Over the past few years, many major transaction banks have realigned their organisation to combine cash and trade; however, there remain considerable differences between banks in terms of the degree of integration of people, processes and platforms. An important aspect of RBS’ corporate restructuring has been end-to-end integration across our product, sales and delivery teams in the Global Transaction Services division; for example, we have an integrated platform, combining cash and trade, providing customers with a single point of access. As customer organisations are also diverse, with different individuals responsible for particular parts of the operation, the platform is configurable to provide the appropriate functionality and security rights in each case. Similarly, we structure our teams to build relationships with key decision-makers who may be located in different departments and regions, and could be stakeholders in different parts of the working capital cycle.

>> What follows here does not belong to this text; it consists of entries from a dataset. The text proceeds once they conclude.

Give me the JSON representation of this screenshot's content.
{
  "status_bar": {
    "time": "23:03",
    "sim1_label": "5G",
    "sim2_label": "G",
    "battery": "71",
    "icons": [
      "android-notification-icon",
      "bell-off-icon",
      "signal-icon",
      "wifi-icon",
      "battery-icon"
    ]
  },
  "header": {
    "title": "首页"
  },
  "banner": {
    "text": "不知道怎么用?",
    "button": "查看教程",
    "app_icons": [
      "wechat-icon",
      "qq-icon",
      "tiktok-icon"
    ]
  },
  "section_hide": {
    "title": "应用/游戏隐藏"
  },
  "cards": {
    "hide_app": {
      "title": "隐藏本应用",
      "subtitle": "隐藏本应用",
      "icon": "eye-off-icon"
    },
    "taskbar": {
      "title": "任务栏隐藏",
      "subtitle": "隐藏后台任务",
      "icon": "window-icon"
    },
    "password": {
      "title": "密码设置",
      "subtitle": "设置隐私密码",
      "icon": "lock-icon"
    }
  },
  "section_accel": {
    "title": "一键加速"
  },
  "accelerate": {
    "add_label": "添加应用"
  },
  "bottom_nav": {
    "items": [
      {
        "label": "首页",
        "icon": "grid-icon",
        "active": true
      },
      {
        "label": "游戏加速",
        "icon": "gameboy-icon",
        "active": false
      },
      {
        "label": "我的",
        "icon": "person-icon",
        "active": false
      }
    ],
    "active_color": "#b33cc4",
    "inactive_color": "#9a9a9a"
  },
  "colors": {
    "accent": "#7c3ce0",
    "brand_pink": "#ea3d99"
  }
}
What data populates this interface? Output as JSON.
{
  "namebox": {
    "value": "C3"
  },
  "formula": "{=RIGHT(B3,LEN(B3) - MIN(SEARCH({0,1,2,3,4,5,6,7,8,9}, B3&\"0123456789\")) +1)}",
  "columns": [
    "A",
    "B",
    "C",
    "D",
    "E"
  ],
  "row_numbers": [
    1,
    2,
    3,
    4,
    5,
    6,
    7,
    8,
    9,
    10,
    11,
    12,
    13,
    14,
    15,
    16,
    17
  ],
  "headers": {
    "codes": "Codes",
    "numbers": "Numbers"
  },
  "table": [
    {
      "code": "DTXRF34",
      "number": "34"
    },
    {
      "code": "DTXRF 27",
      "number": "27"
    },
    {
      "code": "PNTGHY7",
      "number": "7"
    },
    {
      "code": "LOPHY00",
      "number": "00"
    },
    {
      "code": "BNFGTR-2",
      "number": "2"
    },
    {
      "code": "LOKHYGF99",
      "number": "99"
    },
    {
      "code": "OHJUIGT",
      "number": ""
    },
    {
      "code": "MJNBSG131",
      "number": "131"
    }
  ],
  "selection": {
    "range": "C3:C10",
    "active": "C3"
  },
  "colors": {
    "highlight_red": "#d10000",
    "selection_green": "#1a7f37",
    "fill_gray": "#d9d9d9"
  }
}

Perspectives on working capital

There can be enormous benefits to customers in situations where their banks take a holistic view of working capital. Banks already have a great deal of working capital and financial supply chain data relating to their customers, such as payments and collections. The next step is to transform this data into intelligence that can inform ways to enhance supply chain efficiency and optimise working capital. For example, some banks are now offering eInvoicing solutions to further accelerate and automate the supply chain. In other cases, supply chain finance tools such as dynamic discounting are helping to improve working capital and accelerate cash flows. In time, we may well see more business process outsourcing (BPO) as banks offer more value-added services, leveraging business intelligence and platforms to create efficient working capital solutions, a development that would be far more difficult to envisage without an integrated approach to cash and trade.